By default, pyannoteAI automatically detects the number of speakers in your audio with no upper limit. However, you can improve accuracy and performance by providing speaker count constraints when you have this information.

Exact speaker count

When you know the exact number of speakers, use numSpeakers for better results. This is common for:
  • Phone conversations (2 speakers)
  • Interviews (2 speakers)
  • Panel discussions with known participants
  • Meeting recordings with known attendees
Setting numSpeakers typically results in better overall diarization performance since the model can optimize for a specific speaker count.

Speaker count ranges

When the exact number is unknown but you have reasonable bounds, use minSpeakers and maxSpeakers:
  • minSpeakers: Minimum number of speakers to detect
  • maxSpeakers: Maximum number of speakers to detect
This is useful when there are optional participants in your recordings, such as:
  • Conference calls with variable attendance
  • Classroom recordings where some students may be absent
  • Broadcast content with variable guest counts

Parameter rules and constraints

  • numSpeakers cannot be used together with minSpeakers or maxSpeakers
  • If both minSpeakers and maxSpeakers are set, minSpeakers must be ≤ maxSpeakers
  • Setting numSpeakers=2 is equivalent to minSpeakers=2 and maxSpeakers=2

Exclusive diarization

By default, diarization results may include overlapping speech segments where multiple speakers are talking simultaneously. While this provides true accurate diarization, some applications require non-overlapping speaker turns. Enable exclusive diarization by setting "exclusive": true. This provides:
  • Non-overlapping segments: Each time period is assigned to exactly one speaker
  • Easier integration: Simpler to combine with speech-to-text or other processing
Exclusive diarization results are provided in the exclusiveDiarization field of the job output, alongside the regular diarization results.

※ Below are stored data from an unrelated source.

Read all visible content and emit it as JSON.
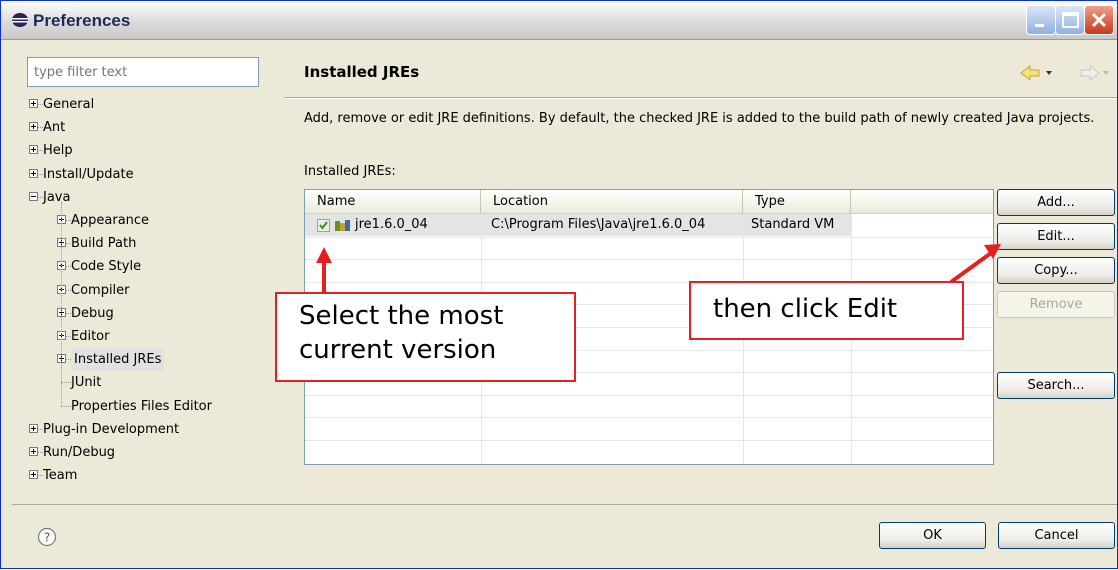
{
  "window": {
    "title": "Preferences"
  },
  "filter": {
    "placeholder": "type filter text"
  },
  "tree": [
    {
      "label": "General",
      "expander": "plus",
      "indent": 0
    },
    {
      "label": "Ant",
      "expander": "plus",
      "indent": 0
    },
    {
      "label": "Help",
      "expander": "plus",
      "indent": 0
    },
    {
      "label": "Install/Update",
      "expander": "plus",
      "indent": 0
    },
    {
      "label": "Java",
      "expander": "minus",
      "indent": 0
    },
    {
      "label": "Appearance",
      "expander": "plus",
      "indent": 1
    },
    {
      "label": "Build Path",
      "expander": "plus",
      "indent": 1
    },
    {
      "label": "Code Style",
      "expander": "plus",
      "indent": 1
    },
    {
      "label": "Compiler",
      "expander": "plus",
      "indent": 1
    },
    {
      "label": "Debug",
      "expander": "plus",
      "indent": 1
    },
    {
      "label": "Editor",
      "expander": "plus",
      "indent": 1
    },
    {
      "label": "Installed JREs",
      "expander": "plus",
      "indent": 1,
      "selected": true
    },
    {
      "label": "JUnit",
      "expander": "none",
      "indent": 1
    },
    {
      "label": "Properties Files Editor",
      "expander": "none",
      "indent": 1
    },
    {
      "label": "Plug-in Development",
      "expander": "plus",
      "indent": 0
    },
    {
      "label": "Run/Debug",
      "expander": "plus",
      "indent": 0
    },
    {
      "label": "Team",
      "expander": "plus",
      "indent": 0
    }
  ],
  "page": {
    "title": "Installed JREs",
    "description": "Add, remove or edit JRE definitions. By default, the checked JRE is added to the build path of newly created Java projects.",
    "table_label": "Installed JREs:"
  },
  "table": {
    "headers": [
      "Name",
      "Location",
      "Type"
    ],
    "rows": [
      {
        "checked": true,
        "name": "jre1.6.0_04",
        "location": "C:\\Program Files\\Java\\jre1.6.0_04",
        "type": "Standard VM"
      }
    ]
  },
  "buttons": {
    "add": "Add...",
    "edit": "Edit...",
    "copy": "Copy...",
    "remove": "Remove",
    "search": "Search...",
    "ok": "OK",
    "cancel": "Cancel"
  },
  "annotations": {
    "select": "Select the most current version",
    "edit": "then click Edit"
  },
  "colors": {
    "callout_border": "#e62020",
    "title_blue": "#1c2a55"
  }
}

When to use exclusive diarization

Exclusive diarization is particularly useful for:
  • Transcription workflows: Easier to align with ASR output
  • Meeting minutes: Cleaner, more readable summaries
  • Content analysis: Simpler speaker turn analysis
  • Legal proceedings: Clear attribution of speech segments

Best practices

Start with automatic detection

When unsure about speaker count, begin with automatic detection (no parameters) to understand your audio content, then refine with constraints in subsequent processing.

Use exact counts when possible

If you have reliable information about speaker count, always use numSpeakers for optimal performance.

Consider your use case

  • Analysis and research: Use regular diarization to capture natural speech patterns
  • Transcription and documentation: Consider exclusive diarization for cleaner output
  • Unknown number of speakers: Use speaker count ranges to handle variability

Test with your data

Different audio quality and recording conditions may affect how well the constraints work. Test with representative samples from your specific use case.